Interestingly also the internal passage size of our nose also affects our frequency of nose bleeding too, by creating a drier environment. If one’s nose is narrower on one side, there is more turbulence generated when we breathe normally. This turbulence causes local drying effects, lining breakdown and therefore bleeding. This narrowing can be caused by a deviated septum of the nose, enlarged turbinate from nose allergy or sinus polyps that narrow the passages themselves.
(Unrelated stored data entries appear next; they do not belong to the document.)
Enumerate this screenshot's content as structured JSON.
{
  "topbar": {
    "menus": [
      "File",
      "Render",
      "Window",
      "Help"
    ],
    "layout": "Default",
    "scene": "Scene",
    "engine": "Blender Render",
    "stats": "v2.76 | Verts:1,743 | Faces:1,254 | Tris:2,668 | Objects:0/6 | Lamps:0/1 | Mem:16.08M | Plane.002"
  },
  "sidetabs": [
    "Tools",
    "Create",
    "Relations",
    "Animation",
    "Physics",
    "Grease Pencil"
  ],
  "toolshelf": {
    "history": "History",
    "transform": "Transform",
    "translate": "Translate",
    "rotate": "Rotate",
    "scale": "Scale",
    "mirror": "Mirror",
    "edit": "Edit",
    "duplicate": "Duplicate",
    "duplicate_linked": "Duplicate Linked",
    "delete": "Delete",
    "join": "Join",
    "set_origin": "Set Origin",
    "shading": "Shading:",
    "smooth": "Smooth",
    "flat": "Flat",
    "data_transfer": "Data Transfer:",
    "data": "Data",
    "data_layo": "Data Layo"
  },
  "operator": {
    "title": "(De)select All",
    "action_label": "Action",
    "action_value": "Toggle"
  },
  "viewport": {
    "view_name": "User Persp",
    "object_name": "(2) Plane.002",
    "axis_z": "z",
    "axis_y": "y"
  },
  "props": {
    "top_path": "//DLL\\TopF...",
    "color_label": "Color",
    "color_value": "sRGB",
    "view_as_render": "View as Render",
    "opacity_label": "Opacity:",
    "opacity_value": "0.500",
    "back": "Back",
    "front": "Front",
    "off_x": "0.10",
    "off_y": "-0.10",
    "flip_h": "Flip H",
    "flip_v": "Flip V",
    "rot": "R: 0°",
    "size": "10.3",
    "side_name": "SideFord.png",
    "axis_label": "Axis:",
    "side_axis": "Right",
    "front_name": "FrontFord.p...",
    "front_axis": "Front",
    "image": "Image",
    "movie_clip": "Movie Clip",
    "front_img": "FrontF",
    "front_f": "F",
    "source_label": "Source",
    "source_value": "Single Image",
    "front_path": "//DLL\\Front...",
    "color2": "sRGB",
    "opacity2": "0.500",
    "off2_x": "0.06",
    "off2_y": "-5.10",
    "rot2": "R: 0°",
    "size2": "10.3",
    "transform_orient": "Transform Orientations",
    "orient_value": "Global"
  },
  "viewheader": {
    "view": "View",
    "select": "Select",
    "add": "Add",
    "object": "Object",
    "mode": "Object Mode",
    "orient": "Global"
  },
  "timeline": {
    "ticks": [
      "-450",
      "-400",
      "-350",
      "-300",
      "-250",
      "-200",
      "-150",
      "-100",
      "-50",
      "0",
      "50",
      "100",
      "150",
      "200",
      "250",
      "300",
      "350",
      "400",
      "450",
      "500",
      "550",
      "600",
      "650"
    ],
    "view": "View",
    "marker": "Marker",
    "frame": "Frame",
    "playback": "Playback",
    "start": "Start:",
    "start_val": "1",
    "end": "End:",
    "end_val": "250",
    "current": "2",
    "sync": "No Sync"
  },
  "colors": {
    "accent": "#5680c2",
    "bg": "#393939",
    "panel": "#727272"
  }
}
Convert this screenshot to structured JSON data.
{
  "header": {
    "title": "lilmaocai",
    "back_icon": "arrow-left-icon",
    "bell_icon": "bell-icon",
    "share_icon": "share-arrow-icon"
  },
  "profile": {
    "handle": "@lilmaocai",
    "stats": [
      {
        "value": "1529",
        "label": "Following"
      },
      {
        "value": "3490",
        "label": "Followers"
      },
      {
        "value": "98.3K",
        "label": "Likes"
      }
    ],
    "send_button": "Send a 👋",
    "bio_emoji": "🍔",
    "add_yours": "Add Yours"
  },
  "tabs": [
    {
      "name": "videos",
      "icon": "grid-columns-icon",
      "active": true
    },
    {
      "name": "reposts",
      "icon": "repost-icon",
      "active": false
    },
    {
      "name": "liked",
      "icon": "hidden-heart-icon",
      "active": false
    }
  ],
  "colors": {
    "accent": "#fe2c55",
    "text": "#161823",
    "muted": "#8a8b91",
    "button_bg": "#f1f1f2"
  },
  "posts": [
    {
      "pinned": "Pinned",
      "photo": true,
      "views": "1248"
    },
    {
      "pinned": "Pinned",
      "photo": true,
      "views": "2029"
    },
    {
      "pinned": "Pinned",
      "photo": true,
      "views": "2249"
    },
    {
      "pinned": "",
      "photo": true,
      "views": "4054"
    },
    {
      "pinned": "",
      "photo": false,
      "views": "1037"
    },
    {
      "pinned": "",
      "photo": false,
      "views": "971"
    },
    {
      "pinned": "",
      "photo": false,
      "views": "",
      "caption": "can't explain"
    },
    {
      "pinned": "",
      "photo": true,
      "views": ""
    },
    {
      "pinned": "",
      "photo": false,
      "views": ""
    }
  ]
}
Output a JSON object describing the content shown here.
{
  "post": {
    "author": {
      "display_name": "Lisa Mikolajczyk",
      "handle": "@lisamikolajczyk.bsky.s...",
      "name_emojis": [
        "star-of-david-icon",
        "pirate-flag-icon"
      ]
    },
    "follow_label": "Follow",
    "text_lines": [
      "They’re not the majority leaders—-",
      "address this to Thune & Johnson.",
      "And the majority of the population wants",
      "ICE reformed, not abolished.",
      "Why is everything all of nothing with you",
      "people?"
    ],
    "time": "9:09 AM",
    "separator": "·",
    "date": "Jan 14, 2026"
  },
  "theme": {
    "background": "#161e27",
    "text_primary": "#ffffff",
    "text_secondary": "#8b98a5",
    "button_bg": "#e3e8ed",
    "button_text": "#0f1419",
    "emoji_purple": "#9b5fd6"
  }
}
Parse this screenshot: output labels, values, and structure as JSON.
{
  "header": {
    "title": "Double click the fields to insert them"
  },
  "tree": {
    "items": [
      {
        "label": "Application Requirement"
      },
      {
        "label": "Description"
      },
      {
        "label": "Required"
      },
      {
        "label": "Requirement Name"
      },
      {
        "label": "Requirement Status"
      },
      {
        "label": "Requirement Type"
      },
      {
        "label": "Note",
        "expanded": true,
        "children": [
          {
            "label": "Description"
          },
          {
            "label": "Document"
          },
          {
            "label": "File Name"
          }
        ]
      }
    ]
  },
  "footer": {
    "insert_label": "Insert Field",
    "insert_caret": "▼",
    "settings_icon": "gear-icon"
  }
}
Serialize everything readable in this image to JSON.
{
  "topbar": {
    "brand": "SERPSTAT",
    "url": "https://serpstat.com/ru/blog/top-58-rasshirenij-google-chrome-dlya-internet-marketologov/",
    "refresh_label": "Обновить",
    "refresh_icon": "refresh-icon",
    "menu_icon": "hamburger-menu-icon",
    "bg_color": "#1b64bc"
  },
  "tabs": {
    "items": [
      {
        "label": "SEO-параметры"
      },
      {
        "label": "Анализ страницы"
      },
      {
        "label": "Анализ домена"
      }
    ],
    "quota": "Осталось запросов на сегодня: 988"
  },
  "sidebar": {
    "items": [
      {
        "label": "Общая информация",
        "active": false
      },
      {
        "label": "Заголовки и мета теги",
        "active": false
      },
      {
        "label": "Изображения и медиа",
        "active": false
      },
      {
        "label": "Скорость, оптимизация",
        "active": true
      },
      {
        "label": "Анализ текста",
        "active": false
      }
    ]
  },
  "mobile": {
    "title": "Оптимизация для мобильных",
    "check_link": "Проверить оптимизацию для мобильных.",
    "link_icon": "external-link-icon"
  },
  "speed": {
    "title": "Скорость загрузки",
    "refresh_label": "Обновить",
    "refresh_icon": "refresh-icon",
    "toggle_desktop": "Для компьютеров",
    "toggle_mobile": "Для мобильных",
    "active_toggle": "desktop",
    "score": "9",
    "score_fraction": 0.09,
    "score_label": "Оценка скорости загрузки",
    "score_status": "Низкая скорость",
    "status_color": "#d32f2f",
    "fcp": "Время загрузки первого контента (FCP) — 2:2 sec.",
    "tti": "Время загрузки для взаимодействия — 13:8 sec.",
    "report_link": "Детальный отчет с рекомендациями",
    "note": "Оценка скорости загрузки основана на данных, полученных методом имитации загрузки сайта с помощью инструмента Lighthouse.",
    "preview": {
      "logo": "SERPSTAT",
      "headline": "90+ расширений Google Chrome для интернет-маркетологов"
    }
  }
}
So epistaxis/nosebleeds are common. The cause/s of any nosebleed is varied and is the interplay between the anatomy of the nose, an underlying condition and environment factors. As mentioned earlier, most nosebleeds have no significant cause. However if any nose bleeding persists, recurs and/or is unusually heavy, it is always best to seek an assessment by your ENT Specialist to exclude all causes. Thankfully here too, most causes are easily treated.